WOLSEY ­ Dizei-lhes, Lorde Camareiro, que eles fazem muita honra à minha pobre casa; muito
lhes agradeço e a todos peço que aqui procedam como bem quiserem.
(Cada um tira uma dama para dançar; o rei tira Ana Bolena.)
REI HENRIQUE ­ A mão mais bela que eu jamais toquei. Ó linda! Até hoje eu não te conhecera!
(Música. Dança.)
WOLSEY ­ Milorde!
CAMAREIRO ­ Vossa Graça?
WOLSEY ­ De minha parte, por favor, dizei-lhes que deve haver uma pessoa entre eles mais digna
deste assento do que eu próprio, a quem, se a conhecesse, o cederia com meu amor e todo o meu respeito.
CAMAREIRO ­ Pois não, milorde.
(Os mascarados cochicham uns para os outros.)
WOLSEY ­ Que é que estão dizendo?
CAMAREIRO ­ Confessam que há, realmente, essa pessoa, mas querem que a descubra Vossa
Graça, porque o lugar oferecido aceite.
WOLSEY ­ Vou tentar.
(Levanta-se de seu lugar.)
Cavalheiros, com licença: neste aqui faço a minha real escolha.
REI HENRIQUE (tirando a máscara) ­ Achaste-lo, cardeal. Encantadora companhia aqui tendes.
Bem pensado. Sois um homem da Igreja; do contrário, cardeal, eu vos teria em mau conceito.
WOLSEY ­ Alegro-me por ver que Vossa Graça se mostra espirituoso.

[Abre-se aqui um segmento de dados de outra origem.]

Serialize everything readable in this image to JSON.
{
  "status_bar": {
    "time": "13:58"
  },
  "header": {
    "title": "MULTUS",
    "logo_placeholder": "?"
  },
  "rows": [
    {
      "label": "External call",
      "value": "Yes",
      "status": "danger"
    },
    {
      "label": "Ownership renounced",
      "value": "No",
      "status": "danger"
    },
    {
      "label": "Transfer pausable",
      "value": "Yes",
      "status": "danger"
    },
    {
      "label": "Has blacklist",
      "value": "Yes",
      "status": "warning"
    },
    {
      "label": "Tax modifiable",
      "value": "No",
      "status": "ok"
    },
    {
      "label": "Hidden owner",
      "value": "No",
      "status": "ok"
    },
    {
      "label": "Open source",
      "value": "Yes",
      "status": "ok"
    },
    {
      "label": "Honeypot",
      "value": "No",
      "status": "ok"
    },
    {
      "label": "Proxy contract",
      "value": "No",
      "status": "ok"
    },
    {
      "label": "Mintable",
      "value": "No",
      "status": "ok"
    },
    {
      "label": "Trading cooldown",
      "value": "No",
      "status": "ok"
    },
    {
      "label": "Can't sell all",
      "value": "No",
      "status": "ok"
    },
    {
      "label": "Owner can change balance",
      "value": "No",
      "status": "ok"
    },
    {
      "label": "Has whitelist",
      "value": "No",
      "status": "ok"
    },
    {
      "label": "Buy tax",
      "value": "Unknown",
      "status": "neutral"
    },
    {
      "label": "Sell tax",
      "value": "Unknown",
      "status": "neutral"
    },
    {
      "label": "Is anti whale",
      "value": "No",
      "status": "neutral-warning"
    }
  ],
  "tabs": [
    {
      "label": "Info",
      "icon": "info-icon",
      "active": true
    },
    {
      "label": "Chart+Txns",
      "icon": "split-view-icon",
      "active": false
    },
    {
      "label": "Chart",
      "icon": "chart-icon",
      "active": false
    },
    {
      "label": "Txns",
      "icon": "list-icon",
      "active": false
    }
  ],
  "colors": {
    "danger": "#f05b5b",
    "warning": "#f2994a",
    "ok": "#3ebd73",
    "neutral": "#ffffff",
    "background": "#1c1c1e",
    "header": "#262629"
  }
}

REI HENRIQUE ­ Por obséquio, milorde camareiro, aproximai-vos: quem é aquela dama
encantadora?
CAMAREIRO ­ Se me permite Vossa Graça, é filha de Sir Tomás Bolena, do Visconde de
Rochefort; ela é dama da rainha.
REI HENRIQUE ­ Pelo céu, é adorável. Minha jóia, descortesia fora rematada tirar-vos para a dança
sem beijar-vos. Um brinde, meus senhores! Bebam todos.
WOLSEY ­ Sir Tomás Lovell, pronto está o banquete na câmara privada?
LOVELL ­ Sim, milorde.
WOLSEY ­ Vossa Graça, receio-o, pela dança ficou algo animado.
REI HENRIQUE ­ Em demasia, tenho muito receio.
WOLSEY ­ Na outra sala, milorde, o ar é mais fresco.
REI HENRIQUE ­ Levem todos suas damas. Afável companheira, não poderei deixar-vos por
enquanto. Alegremo-nos todos. Meu bondoso Lorde Cardeal, beber ainda pretendo meia dúzia de brindes
com estas damas e novamente à dança concitá-las. Depois disso, cada um terá licença de imaginar que
foi o de mais sorte. Vamos! que soe a música!